Stumo’s master’s thesis, which she completed at the University of Copenhagen, focused on the discrepancies between government policy on hepatitis and the experiences of those living with the disease. Stumo embarked on a survey of 27 European countries to understand the types of services patient groups were receiving and contrasting those findings with stated policy on viral hepatitis. As was the case in Peru, Stumo was able to point out that, despite the government’s best intentions to provide certain services, it was not how things played out on the ground for those living with the disease—especially IV drug users, a group that both carries a stigma and is often marginalized.
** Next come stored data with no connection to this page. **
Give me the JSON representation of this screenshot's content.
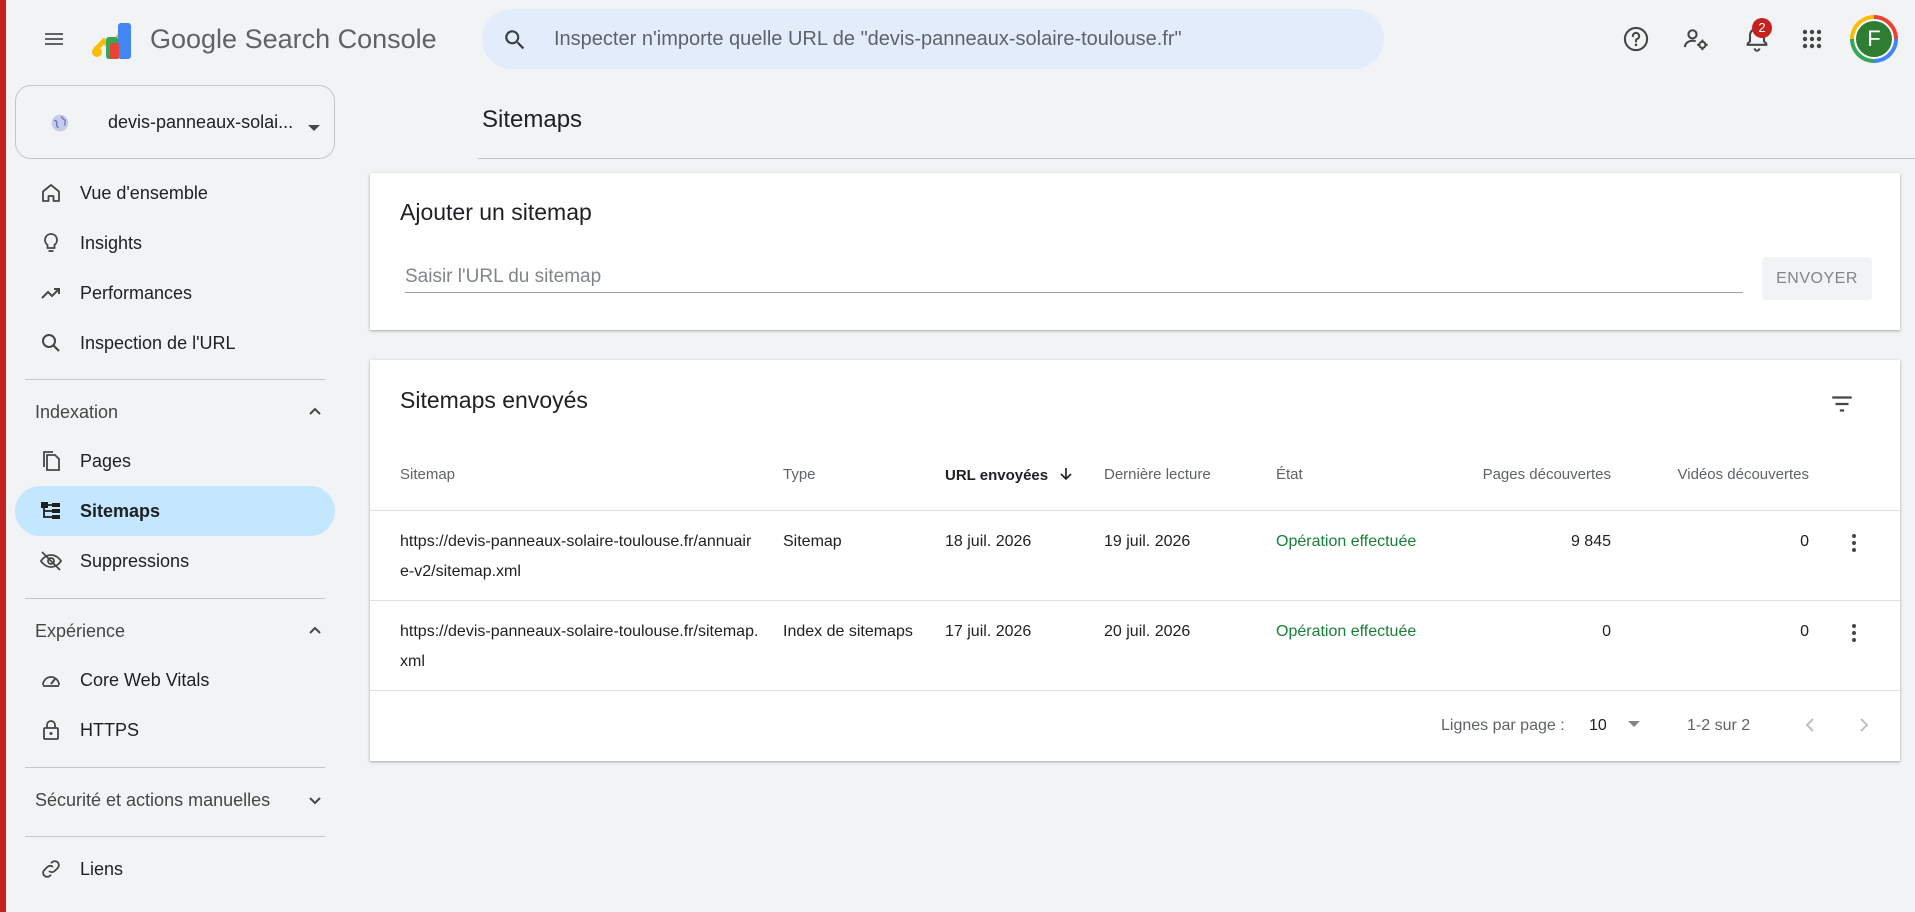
{
  "app": {
    "brand": "Google Search Console",
    "search_placeholder": "Inspecter n'importe quelle URL de \"devis-panneaux-solaire-toulouse.fr\"",
    "notifications_count": "2",
    "avatar_letter": "F"
  },
  "sidebar": {
    "property": "devis-panneaux-solai...",
    "items_top": [
      {
        "label": "Vue d'ensemble",
        "icon": "home-icon"
      },
      {
        "label": "Insights",
        "icon": "lightbulb-icon"
      },
      {
        "label": "Performances",
        "icon": "trending-up-icon"
      },
      {
        "label": "Inspection de l'URL",
        "icon": "search-icon"
      }
    ],
    "sections": [
      {
        "title": "Indexation",
        "items": [
          {
            "label": "Pages",
            "icon": "pages-icon"
          },
          {
            "label": "Sitemaps",
            "icon": "sitemap-icon",
            "active": true
          },
          {
            "label": "Suppressions",
            "icon": "eye-off-icon"
          }
        ]
      },
      {
        "title": "Expérience",
        "items": [
          {
            "label": "Core Web Vitals",
            "icon": "gauge-icon"
          },
          {
            "label": "HTTPS",
            "icon": "lock-icon"
          }
        ]
      },
      {
        "title": "Sécurité et actions manuelles",
        "items": []
      }
    ],
    "items_bottom": [
      {
        "label": "Liens",
        "icon": "link-icon"
      }
    ]
  },
  "main": {
    "page_title": "Sitemaps",
    "add_card": {
      "title": "Ajouter un sitemap",
      "placeholder": "Saisir l'URL du sitemap",
      "submit_label": "ENVOYER"
    },
    "submitted_card": {
      "title": "Sitemaps envoyés",
      "columns": [
        "Sitemap",
        "Type",
        "URL envoyées",
        "Dernière lecture",
        "État",
        "Pages découvertes",
        "Vidéos découvertes"
      ],
      "rows": [
        {
          "sitemap": "https://devis-panneaux-solaire-toulouse.fr/annuaire-v2/sitemap.xml",
          "type": "Sitemap",
          "submitted": "18 juil. 2026",
          "last_read": "19 juil. 2026",
          "state": "Opération effectuée",
          "pages": "9 845",
          "videos": "0"
        },
        {
          "sitemap": "https://devis-panneaux-solaire-toulouse.fr/sitemap.xml",
          "type": "Index de sitemaps",
          "submitted": "17 juil. 2026",
          "last_read": "20 juil. 2026",
          "state": "Opération effectuée",
          "pages": "0",
          "videos": "0"
        }
      ],
      "pagination": {
        "rows_per_page_label": "Lignes par page :",
        "rows_per_page": "10",
        "range": "1-2 sur 2"
      }
    }
  },
  "colors": {
    "active_nav": "#c2e7ff",
    "success": "#188038",
    "search_bg": "#e3ecfa",
    "background": "#f1f3f4"
  }
}
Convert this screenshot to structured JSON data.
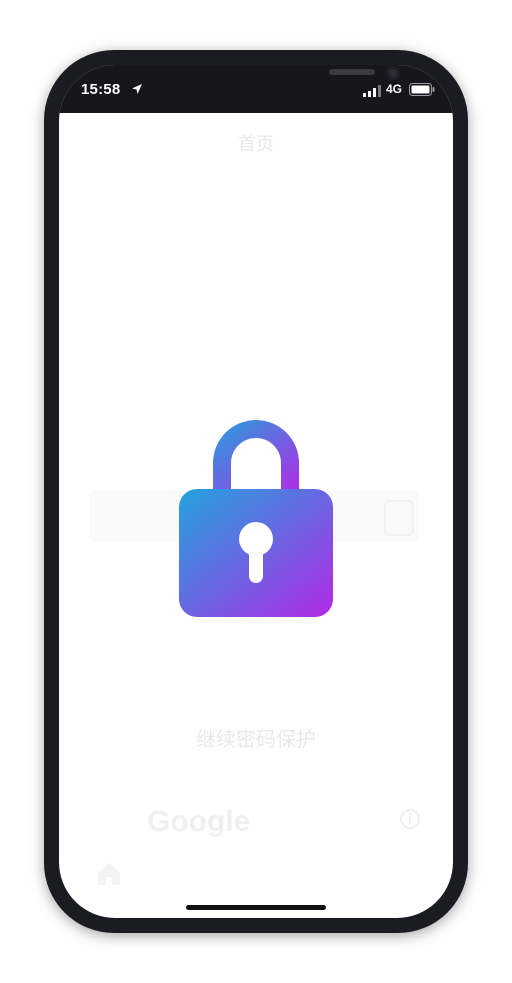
{
  "status_bar": {
    "time": "15:58",
    "network": "4G",
    "icons": [
      "location-arrow-icon",
      "cellular-signal-icon",
      "battery-icon"
    ]
  },
  "background": {
    "page_title": "首页",
    "caption": "继续密码保护",
    "brand": "Google"
  },
  "overlay": {
    "icon": "lock-icon",
    "gradient_start": "#23a3de",
    "gradient_end": "#b12ae6"
  },
  "colors": {
    "frame": "#1b1b22",
    "status_bar": "#16161c",
    "screen": "#ffffff"
  }
}
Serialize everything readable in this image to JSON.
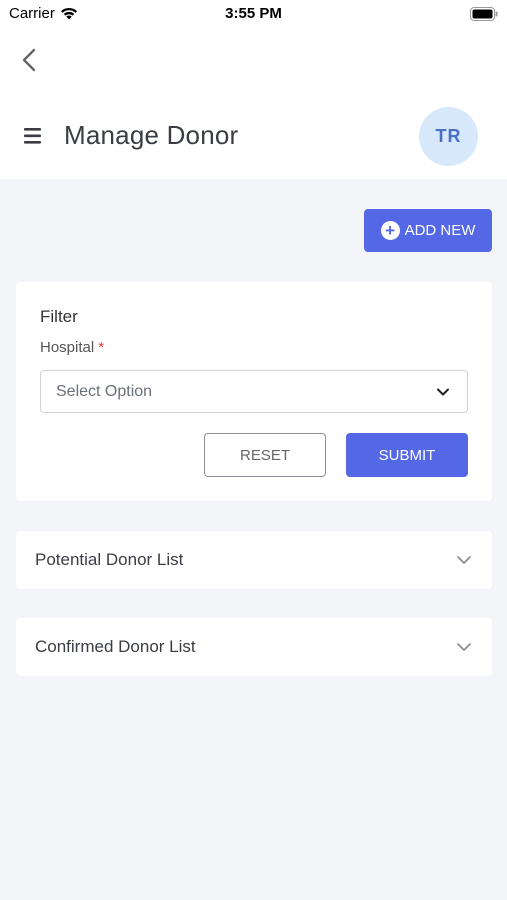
{
  "status_bar": {
    "carrier": "Carrier",
    "time": "3:55 PM"
  },
  "header": {
    "title": "Manage Donor",
    "avatar_initials": "TR",
    "icons": {
      "back": "chevron-left-icon",
      "menu": "hamburger-menu-icon"
    }
  },
  "actions": {
    "add_new_label": "ADD NEW"
  },
  "filter": {
    "title": "Filter",
    "hospital_label": "Hospital",
    "required_marker": "*",
    "select_placeholder": "Select Option",
    "reset_label": "RESET",
    "submit_label": "SUBMIT"
  },
  "sections": [
    {
      "label": "Potential Donor List"
    },
    {
      "label": "Confirmed Donor List"
    }
  ],
  "colors": {
    "primary": "#5468e6",
    "background": "#f4f5f8",
    "avatar_bg": "#d7e8fb",
    "required": "#e53935"
  }
}
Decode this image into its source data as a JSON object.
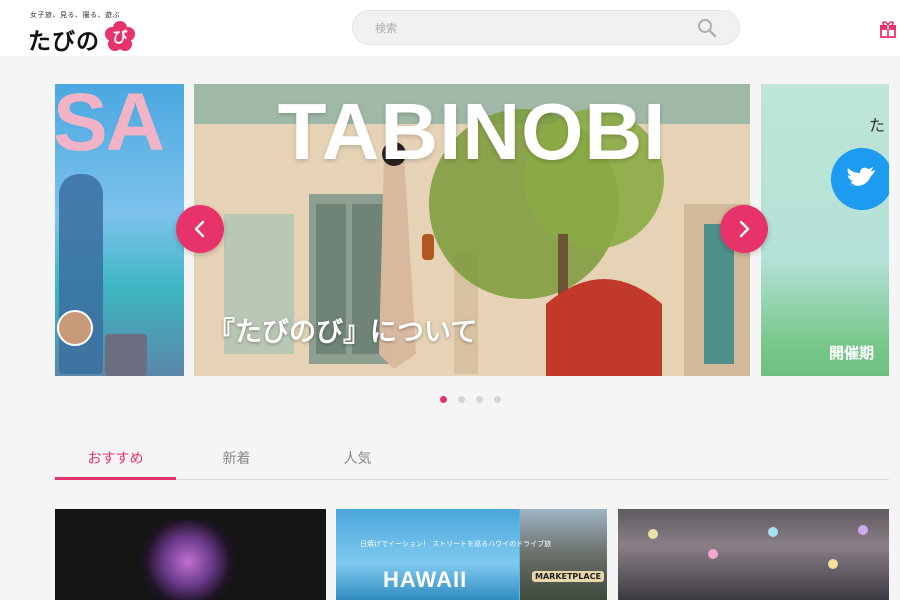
{
  "header": {
    "logo_tagline": "女子旅、見る、撮る、遊ぶ",
    "logo_text": "たびの",
    "logo_mark": "び",
    "search_placeholder": "検索",
    "brand_color": "#e8336a"
  },
  "carousel": {
    "main_title": "TABINOBI",
    "main_caption": "『たびのび』について",
    "left_slide_text": "SA",
    "right_slide_text": "開催期",
    "right_slide_partial": "た",
    "active_index": 0,
    "dot_count": 4
  },
  "tabs": [
    {
      "label": "おすすめ",
      "active": true
    },
    {
      "label": "新着",
      "active": false
    },
    {
      "label": "人気",
      "active": false
    }
  ],
  "cards": [
    {
      "image": "fireworks-night"
    },
    {
      "image": "hawaii-drive",
      "overlay_title": "HAWAII",
      "overlay_sub": "日焼けでイーション！ ストリートを巡るハワイのドライブ旅",
      "side_sign": "MARKETPLACE"
    },
    {
      "image": "illuminated-garden"
    }
  ]
}
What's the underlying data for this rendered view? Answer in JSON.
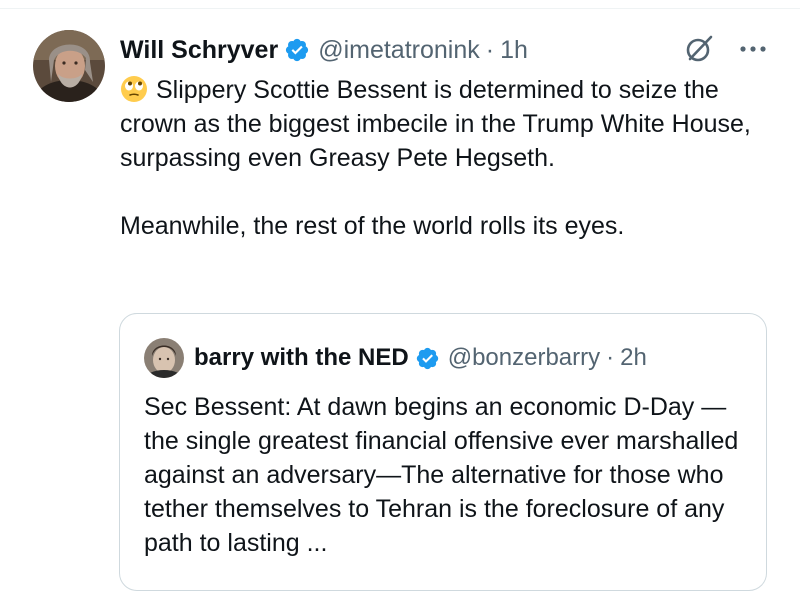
{
  "tweet": {
    "display_name": "Will Schryver",
    "handle": "@imetatronink",
    "separator": "·",
    "time": "1h",
    "emoji_icon": "face-with-rolling-eyes-icon",
    "text_line_1": "Slippery Scottie Bessent is determined to seize the crown as the biggest imbecile in the Trump White House, surpassing even Greasy Pete Hegseth.",
    "text_line_2": "Meanwhile, the rest of the world rolls its eyes."
  },
  "quoted_tweet": {
    "display_name": "barry with the NED",
    "handle": "@bonzerbarry",
    "separator": "·",
    "time": "2h",
    "text": "Sec Bessent: At dawn begins an economic D-Day — the single greatest financial offensive ever marshalled against an adversary—The alternative for those who tether themselves to Tehran is the foreclosure of any path to lasting ..."
  },
  "icons": {
    "verified": "verified-badge-icon",
    "grok": "grok-icon",
    "more": "more-options-icon"
  },
  "colors": {
    "verified_blue": "#1d9bf0",
    "text_primary": "#0f1419",
    "text_secondary": "#536471",
    "border": "#cfd9de"
  }
}
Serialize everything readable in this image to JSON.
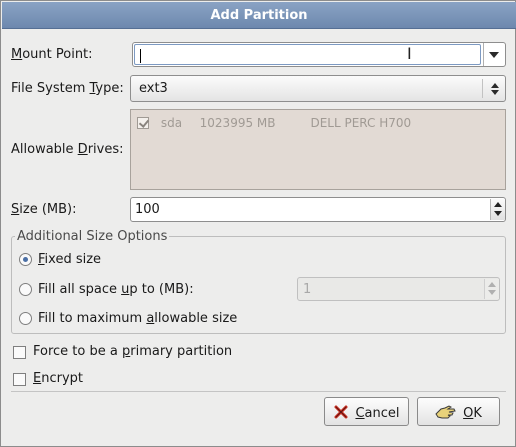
{
  "dialog": {
    "title": "Add Partition"
  },
  "mount_point": {
    "label_pre": "",
    "label_u": "M",
    "label_post": "ount Point:",
    "value": ""
  },
  "fs_type": {
    "label_pre": "File System ",
    "label_u": "T",
    "label_post": "ype:",
    "value": "ext3"
  },
  "drives": {
    "label_pre": "Allowable ",
    "label_u": "D",
    "label_post": "rives:",
    "rows": [
      {
        "checked": true,
        "name": "sda",
        "size": "1023995 MB",
        "model": "DELL PERC H700"
      }
    ]
  },
  "size": {
    "label_pre": "",
    "label_u": "S",
    "label_post": "ize (MB):",
    "value": "100"
  },
  "options": {
    "legend": "Additional Size Options",
    "fixed": {
      "pre": "",
      "u": "F",
      "post": "ixed size",
      "selected": true
    },
    "fill_up": {
      "pre": "Fill all space ",
      "u": "u",
      "post": "p to (MB):",
      "selected": false,
      "value": "1"
    },
    "fill_max": {
      "pre": "Fill to maximum ",
      "u": "a",
      "post": "llowable size",
      "selected": false
    }
  },
  "primary": {
    "pre": "Force to be a ",
    "u": "p",
    "post": "rimary partition",
    "checked": false
  },
  "encrypt": {
    "pre": "",
    "u": "E",
    "post": "ncrypt",
    "checked": false
  },
  "buttons": {
    "cancel": {
      "pre": "",
      "u": "C",
      "post": "ancel",
      "icon": "cancel-x-icon"
    },
    "ok": {
      "pre": "",
      "u": "O",
      "post": "K",
      "icon": "ok-hand-icon"
    }
  },
  "colors": {
    "title_bar": "#7b94b9",
    "accent": "#4a6fa5",
    "cancel_icon": "#c62d1f"
  }
}
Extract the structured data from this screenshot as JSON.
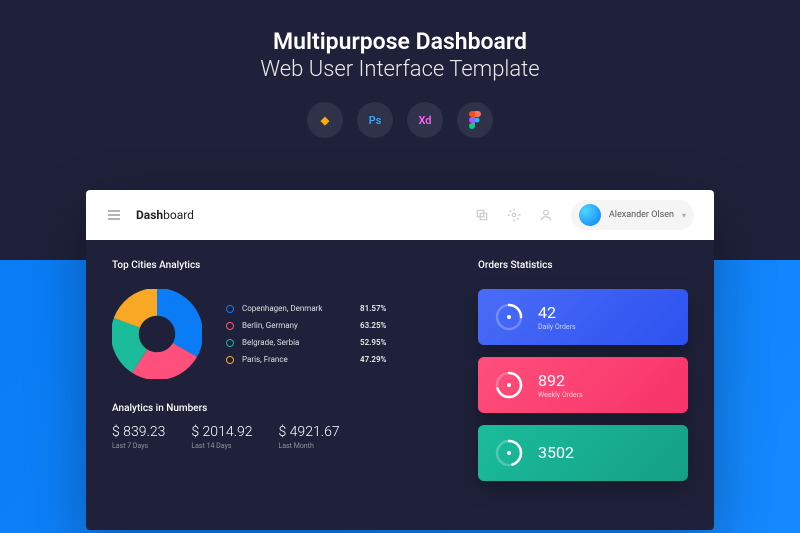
{
  "hero": {
    "title": "Multipurpose Dashboard",
    "subtitle": "Web User Interface Template"
  },
  "tools": [
    "sketch",
    "photoshop",
    "xd",
    "figma"
  ],
  "header": {
    "brand_bold": "Dash",
    "brand_light": "board",
    "user_name": "Alexander Olsen"
  },
  "analytics": {
    "title": "Top Cities Analytics",
    "items": [
      {
        "city": "Copenhagen, Denmark",
        "value": "81.57%",
        "color": "#0a7cf5"
      },
      {
        "city": "Berlin, Germany",
        "value": "63.25%",
        "color": "#ff4f7b"
      },
      {
        "city": "Belgrade, Serbia",
        "value": "52.95%",
        "color": "#1abc9c"
      },
      {
        "city": "Paris, France",
        "value": "47.29%",
        "color": "#f9a825"
      }
    ]
  },
  "numbers": {
    "title": "Analytics in Numbers",
    "items": [
      {
        "value": "$ 839.23",
        "label": "Last 7 Days"
      },
      {
        "value": "$ 2014.92",
        "label": "Last 14 Days"
      },
      {
        "value": "$ 4921.67",
        "label": "Last Month"
      }
    ]
  },
  "orders": {
    "title": "Orders Statistics",
    "cards": [
      {
        "value": "42",
        "label": "Daily Orders",
        "pct": 25
      },
      {
        "value": "892",
        "label": "Weekly Orders",
        "pct": 70
      },
      {
        "value": "3502",
        "label": "",
        "pct": 45
      }
    ]
  },
  "chart_data": {
    "type": "pie",
    "title": "Top Cities Analytics",
    "series": [
      {
        "name": "Copenhagen, Denmark",
        "value": 81.57,
        "color": "#0a7cf5"
      },
      {
        "name": "Berlin, Germany",
        "value": 63.25,
        "color": "#ff4f7b"
      },
      {
        "name": "Belgrade, Serbia",
        "value": 52.95,
        "color": "#1abc9c"
      },
      {
        "name": "Paris, France",
        "value": 47.29,
        "color": "#f9a825"
      }
    ]
  }
}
Stumo’s findings, which revealed this particular group’s neglect, went on to be published in peer-review journals and became an important part of the conversation surrounding viral hepatitis.

Stumo’s passion for her work aligned with the founding ethos of ThinkWell: to conduct global health care development in what Snavely calls “a more transparent, sustainable and critical-thinking kind of way.” At the time of her death, Stumo was on her first assignment with ThinkWell. Her vision for health care development in other countries, like that of her organization, intended to be a disruptive, creative agent for change.

“The work we do requires quite a high degree of maturity, poise, experience and being seasoned. Samya somehow had all of that,” said Yogesh Rajkotia, founder and CEO of ThinkWell, adding, “She had a wisdom about her that I think a lot of folks who met her could pick up right away.” In short, he didn’t think twice about exposing Stumo to work with government officials in foreign countries.

The family of the late Samya Stumo, pictured above, is suing Boeing and perhaps others as a result of an airplane crash that killed their daughter and 156 others in Ethiopia. Photo courtesy Clifford Law Offices

Snavely is grateful to Rajkotia and ThinkWell, calling their buy-in to sponsor the fellowship “a natural fit,” one that will allow the family to govern the vision and mission while utilizing ThinkWell’s resources and connections to support recipients. “The fellowship is a way of creating a hand-off from Samya to women who share her goals of making health care systems more responsive to people who are talked down to,” said Stumo’s uncle, Tarek Milleron. “If this had happened to another young member of our family, Samya would have jumped into action and done the same, probably better than the rest of us are able to,” which, perhaps, means her contributions to making the world a better place are not over, rather changed as her life continues to inspire others and remains a voice among us. “Samya had the kind of passion for her work on health that, over a career, directly translates into benefits for thousands of people. We want to honor her by extending Samya’s legacy through women like her.”

On Saturday, Stumo’s family held a news conference in Winsted, Connecticut, at the American Museum of Tort Law, which was founded by Samya’s great-uncle Ralph Nader. The legendary consumer activist called Boeing, the manufacturer of the 737 Max 8 on which Stumo was a passenger, a “mass killer.”

In April, Stumo’s family filed a federal lawsuit in Chicago against Boeing, claiming negligence, a failure to warn and civil conspiracy. U.S. Sen. Richard Blumenthal, D-Conn., attended the news conference in Winsted, offered his support, and called Boeing officials “willful and knowing” violators who should be held accountable through criminal and civil penalties. In addition, Nadia Milleron, Stumo’s mother, wrote an op-ed in May for CNN.

Managing editor Terry Cowgill contributed to this report.